Hi guys, sorry if this month the newsletter is a little bit late but I have been very busy at work.
However, today I had a day off because I’m a blood donor and this is my donation day and so… here I am! :)
By the way, before talking about Python, let me say a word about blood donation. If you’ve never thought about becoming a donor, please consider it. It’s something really easy, absolutely not hurtful, and can make a lot of difference. I started some years ago because I had a friend with cancer in a terminal stage. Each time I went to visit him in the hospital he was worse and worse. One of the last times I saw him, I entered the hospital room and found him standing up. He smiled at me and looked better than usual. I told him that he looked great and he said that he had had a transfusion earlier that day and that because of it he was feeling better and stronger, and his morale was higher than usual. That day I realized that by a simple donation that has no cost for you, you can help other people that are in such a terrible situation, to feel better, and even if it is just for five minutes, I think it’s worth it.
Ok, let’s back to Python now and enjoy this month’s selection! :)

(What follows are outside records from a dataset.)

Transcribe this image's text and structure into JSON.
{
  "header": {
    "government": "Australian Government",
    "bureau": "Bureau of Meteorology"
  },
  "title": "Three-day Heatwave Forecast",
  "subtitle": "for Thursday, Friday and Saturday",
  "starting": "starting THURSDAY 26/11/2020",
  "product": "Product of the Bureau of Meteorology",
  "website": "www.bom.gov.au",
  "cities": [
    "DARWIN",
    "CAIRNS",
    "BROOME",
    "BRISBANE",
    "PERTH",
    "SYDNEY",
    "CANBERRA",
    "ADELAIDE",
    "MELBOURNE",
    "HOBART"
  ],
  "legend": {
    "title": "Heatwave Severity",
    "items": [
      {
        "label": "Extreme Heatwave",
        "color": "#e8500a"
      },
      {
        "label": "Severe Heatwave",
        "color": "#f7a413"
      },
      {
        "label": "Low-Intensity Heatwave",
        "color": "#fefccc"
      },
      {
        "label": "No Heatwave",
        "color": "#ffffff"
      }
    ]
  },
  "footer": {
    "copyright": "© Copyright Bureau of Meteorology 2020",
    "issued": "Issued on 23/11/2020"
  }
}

Python behind the scenes #1: how the CPython VM works
Author: Victor Skvortsov
Audience Level: Intermediate / Advanced
This is not just an article, this is a series of articles that explain to you some of the secrets of Python internals. It’s an invaluable resource I found on the web and that I recommend to anyone because knowing Python internals will make you a better Python developer. The link points you to the first article of the series, then you will find links to the other parts. Enjoy!

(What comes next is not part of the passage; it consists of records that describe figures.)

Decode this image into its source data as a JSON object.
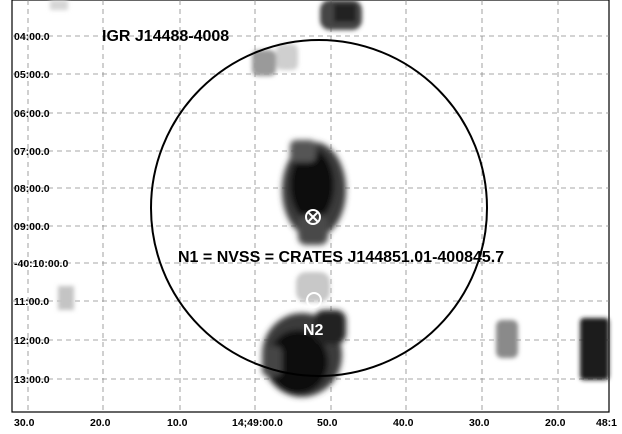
{
  "figure": {
    "source_name": "IGR J14488-4008",
    "source_id_label": "N1 = NVSS = CRATES J144851.01-400845.7",
    "second_source_label": "N2",
    "dec_ticks": [
      "04:00.0",
      "05:00.0",
      "06:00.0",
      "07:00.0",
      "08:00.0",
      "09:00.0",
      "-40:10:00.0",
      "11:00.0",
      "12:00.0",
      "13:00.0"
    ],
    "ra_ticks": [
      "30.0",
      "20.0",
      "10.0",
      "14;49:00.0",
      "50.0",
      "40.0",
      "30.0",
      "20.0",
      "48:1"
    ],
    "colors": {
      "ink": "#000000",
      "grid": "#888888",
      "background": "#ffffff"
    }
  }
}
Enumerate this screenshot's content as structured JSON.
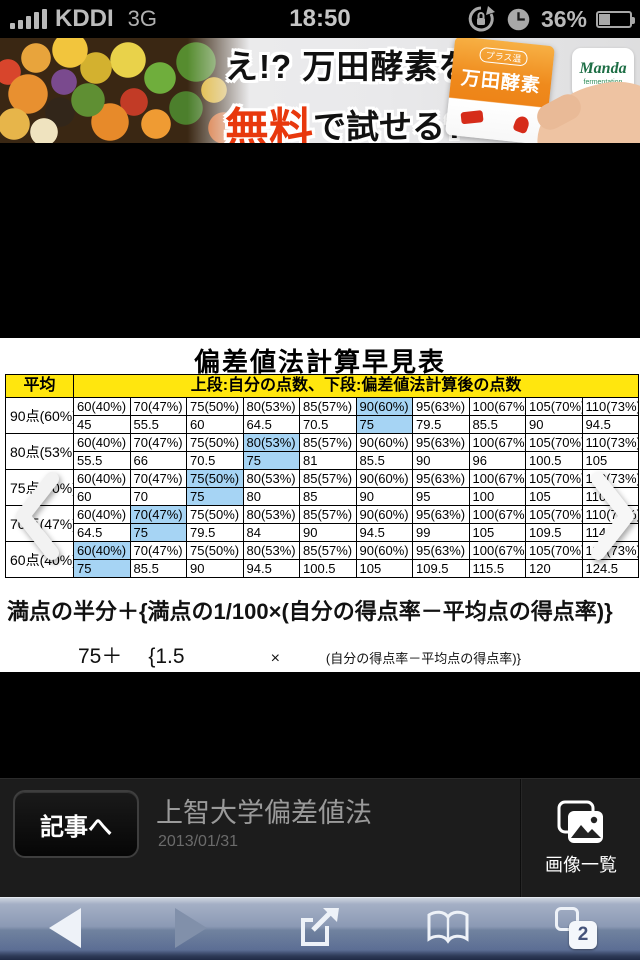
{
  "status_bar": {
    "carrier": "KDDI",
    "network": "3G",
    "time": "18:50",
    "battery_percent": "36%"
  },
  "ad": {
    "line1": "え!? 万田酵素を",
    "highlight": "無料",
    "line2_suffix": "で試せる?",
    "pouch_badge": "プラス温",
    "pouch_label": "万田酵素",
    "logo": "Manda",
    "logo_sub": "fermentation"
  },
  "content": {
    "title": "偏差値法計算早見表",
    "table": {
      "header_label": "平均",
      "header_desc": "上段:自分の点数、下段:偏差値法計算後の点数",
      "score_headers": [
        "60(40%)",
        "70(47%)",
        "75(50%)",
        "80(53%)",
        "85(57%)",
        "90(60%)",
        "95(63%)",
        "100(67%)",
        "105(70%)",
        "110(73%)"
      ],
      "rows": [
        {
          "label": "90点(60%)",
          "highlight_col": 5,
          "values": [
            "45",
            "55.5",
            "60",
            "64.5",
            "70.5",
            "75",
            "79.5",
            "85.5",
            "90",
            "94.5"
          ]
        },
        {
          "label": "80点(53%",
          "highlight_col": 3,
          "values": [
            "55.5",
            "66",
            "70.5",
            "75",
            "81",
            "85.5",
            "90",
            "96",
            "100.5",
            "105"
          ]
        },
        {
          "label": "75点(50%)",
          "highlight_col": 2,
          "values": [
            "60",
            "70",
            "75",
            "80",
            "85",
            "90",
            "95",
            "100",
            "105",
            "110"
          ]
        },
        {
          "label": "70点(47%)",
          "highlight_col": 1,
          "values": [
            "64.5",
            "75",
            "79.5",
            "84",
            "90",
            "94.5",
            "99",
            "105",
            "109.5",
            "114"
          ]
        },
        {
          "label": "60点(40%)",
          "highlight_col": 0,
          "values": [
            "75",
            "85.5",
            "90",
            "94.5",
            "100.5",
            "105",
            "109.5",
            "115.5",
            "120",
            "124.5"
          ]
        }
      ]
    },
    "formula_main": "満点の半分＋{満点の1/100×(自分の得点率－平均点の得点率)}",
    "formula_sub": {
      "base": "75＋",
      "brace": "{1.5",
      "times": "×",
      "tail": "(自分の得点率－平均点の得点率)}"
    }
  },
  "info_bar": {
    "button": "記事へ",
    "title": "上智大学偏差値法",
    "date": "2013/01/31",
    "gallery": "画像一覧"
  },
  "toolbar": {
    "tab_count": "2"
  },
  "colors": {
    "header_yellow": "#ffe60e",
    "highlight_blue": "#a6d4f4"
  }
}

Code review is very important and sometimes people don’t know how to approach it correctly, so I’ve enjoyed Nick’s article.

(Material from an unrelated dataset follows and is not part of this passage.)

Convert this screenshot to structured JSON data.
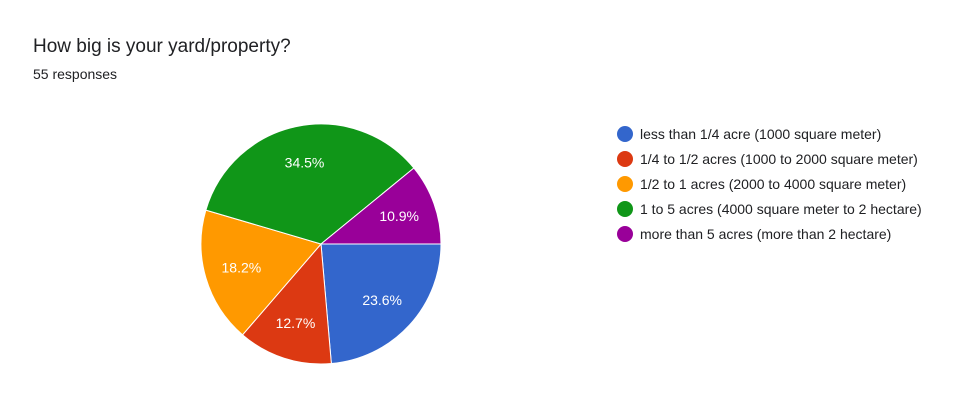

Lambda functions are a wonderful Python feature and this article is a quick introduction to them by Adam Johnson.
And since in the previous article Adam Johnson talked about Lambda Functions, let me link also another article about this topic written by… me! :)
Object Oriented Programming from scratch (four times)
Author: Raymond Hettinger
Audience Level: Beginner / Intermediate
This month’s last link is a video by Raymond Hettinger, a Python core developer that is also the main contributor for Python dictionaries. Raymond did a talk for PyConEstonia 2020 and explained the Object-Oriented Programming in a different way… four times! :) Listen to that talk, even if you’re an expert in OOP, it’s a video you shouldn’t miss.